I’ve been experimenting, and if I add a 2 second delay after the db.Save in OnResignActivation, then the problem goes away for small docs - the sync properly happens and the remote side gets the updated . For larger docs the problem comes back.

I’ll have to relearn how to do DB logs… its been a long time since I needed to.
I’ll get back to you about the bug report once I have decent logs.

More detail on this, and a workaround.

Background. I have a large document. The document is being modified on multiple endpoints, and as those changes are made, I save small change objects, which are synced. So all endpoints have the doc, and everyone’s changes, and therefore show the same result.

When one endpoint quits (or stops modifying the document), it removes its changes and saves the whole document. All endpoints are able to show the same results all the time.

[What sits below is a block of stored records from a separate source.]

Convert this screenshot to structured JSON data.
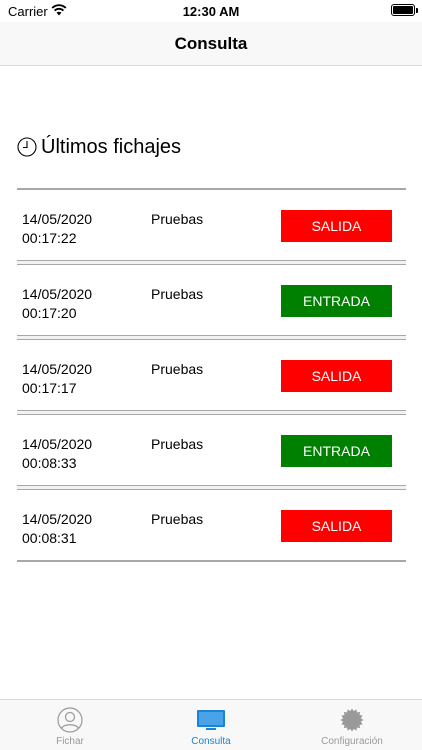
{
  "status_bar": {
    "carrier": "Carrier",
    "time": "12:30 AM"
  },
  "nav": {
    "title": "Consulta"
  },
  "section": {
    "title": "Últimos fichajes"
  },
  "records": [
    {
      "date": "14/05/2020",
      "time": "00:17:22",
      "name": "Pruebas",
      "type": "SALIDA"
    },
    {
      "date": "14/05/2020",
      "time": "00:17:20",
      "name": "Pruebas",
      "type": "ENTRADA"
    },
    {
      "date": "14/05/2020",
      "time": "00:17:17",
      "name": "Pruebas",
      "type": "SALIDA"
    },
    {
      "date": "14/05/2020",
      "time": "00:08:33",
      "name": "Pruebas",
      "type": "ENTRADA"
    },
    {
      "date": "14/05/2020",
      "time": "00:08:31",
      "name": "Pruebas",
      "type": "SALIDA"
    }
  ],
  "colors": {
    "salida": "#ff0000",
    "entrada": "#008000",
    "active_tab": "#1a84d6",
    "inactive_tab": "#999999"
  },
  "tabs": [
    {
      "label": "Fichar",
      "icon": "user-icon",
      "active": false
    },
    {
      "label": "Consulta",
      "icon": "monitor-icon",
      "active": true
    },
    {
      "label": "Configuración",
      "icon": "gear-icon",
      "active": false
    }
  ]
}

From the logs, what seems to happen is this at Endpoint A:

  • Endpoint A quits
  • Endpoint A deletes all changes
  • Endpoint A saves the large document.
  • From the db/sync logs, it looks like the changes sync, then the sync manager gets a stop message, but it still starts to sync the large doc. I’m not sure.

then at Endpoint B

  • Endpoint B is notified of the changes disappearing.
  • Endpoint B gets a notification that the document changed. When it loads the full document… the only thing there is an old version. So it thinks that Endpoint A saved an old version and winds its changes back.

Perhaps my code should handle this case better (delete your changes, save old version). Fortunately, I’ve found 3 workarounds for now:

  • when the app quits, and after the final save, wait a few seconds. The app has already moved to the background, so the user doesn’t notice. This works for smaller documents, but not really large documents.
  • shut syncing off before doing the last save. Remote endpoints will miss the last changes, but that’s ok, and they catch up the next time the app starts, and this is all a rare occurrence.
  • perform the “delete changes” and “save document” in a Batch/Transaction. This seems to cause them to sync together. I haven’t tested with really large documents yet.

So I’ve implemented the last two approaches together, and the problem seems to go away.

Great that you found a way that works. If you still can reproduce it with logs or a reproduction case that would be ideal in case there is an actual underlying issue, but if not then that’s fine too.

This topic was automatically closed 90 days after the last reply. New replies are no longer allowed.